I don't do Facebook, but over the years I've certainly had some... interesting YouTube recommendations. Rather than "you liked that, so here's something similar", it was "here's something completely opposite and political". And it wasn't even the opposite of YouTube vids I'd been watching, but what I'd been reading on other sites. Thanks, cookies.
Around 2016 with the Brexit vote and 1st Trump presidential run I took to clearing my cookies almost daily, because there was almost always a Breitbart cookie on my machine.
Which was very interesting because I'd only ever gone to the Breitbart site a few times to see what they were up to – and once I spotted the regular cookie deliberately stopped going there at all. Cookie still appeared.
So it was clearly being installed by one of the common tricks via another site.

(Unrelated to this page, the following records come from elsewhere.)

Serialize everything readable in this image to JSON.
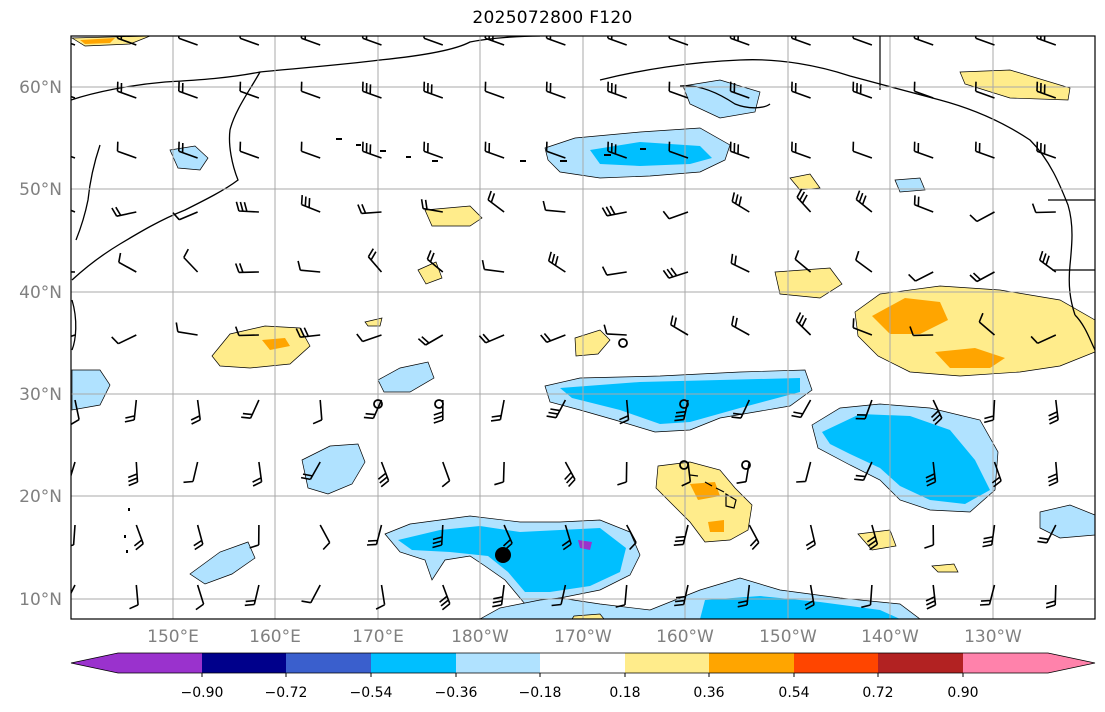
{
  "title": "2025072800 F120",
  "lat_labels": [
    "60°N",
    "50°N",
    "40°N",
    "30°N",
    "20°N",
    "10°N"
  ],
  "lon_labels": [
    "150°E",
    "160°E",
    "170°E",
    "180°W",
    "170°W",
    "160°W",
    "150°W",
    "140°W",
    "130°W"
  ],
  "colorbar": {
    "ticks": [
      "−0.90",
      "−0.72",
      "−0.54",
      "−0.36",
      "−0.18",
      "0.18",
      "0.36",
      "0.54",
      "0.72",
      "0.90"
    ],
    "colors": [
      "#9a32cd",
      "#00008b",
      "#3a5fcd",
      "#00bfff",
      "#b0e2ff",
      "#ffffff",
      "#ffec8b",
      "#ffa500",
      "#ff4500",
      "#b22222",
      "#ff82ab"
    ]
  },
  "colors": {
    "land_outline": "#000000",
    "grid": "#a9a9a9",
    "barb": "#000000"
  }
}
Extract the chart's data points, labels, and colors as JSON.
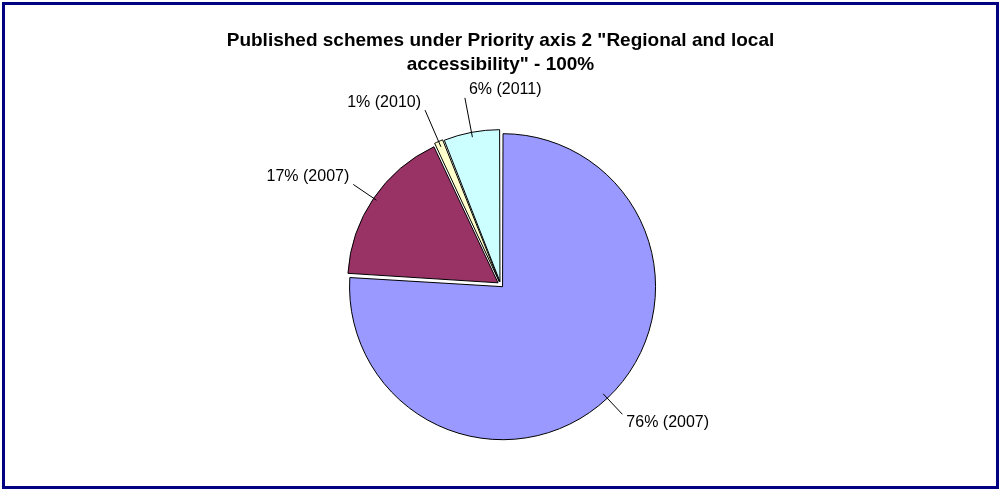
{
  "chart_data": {
    "type": "pie",
    "title": "Published schemes under Priority axis 2 \"Regional and local accessibility\" - 100%",
    "categories": [
      "76% (2007)",
      "17% (2007)",
      "1% (2010)",
      "6% (2011)"
    ],
    "values": [
      76,
      17,
      1,
      6
    ],
    "colors": [
      "#9999ff",
      "#993366",
      "#ffffcc",
      "#ccffff"
    ],
    "legend": false
  }
}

I very strongly suspect Mumsnet, because there weren't many sites I used daily or even once a week.
The US 2025 National Security Strategy did state that they were going to try to influence politics in Europe to try to mould us to this US administration's ethno-nationalist vision, so it would be surprising if they weren't doing this again by social media.
Of course Facebook was being paid to work for the 2016 Trump campaign to the point of having Facebook staff embedded in a Trump campaign office.
The Brexit campaign involved many of the same people/organisations: IIRC Steve Bannon, Cambridge Analytica. One of the things they did was profiile a particular demographic as politically disengaged and then target them (a) to vote, and (b) to vote Brexit. The specific way they picked these people up (on Facebook? I can't remember) was to offer a huge prize for some massively unlikely set of football results – "enter all your personal details here for a chance to win the prize!"
TL;DR: I'm interested to hear of these weird new social media "recommendations", both of the overtly political type and the non-political-but-which-demographic-will-click-on-this type.
Might be nothing. Might be something.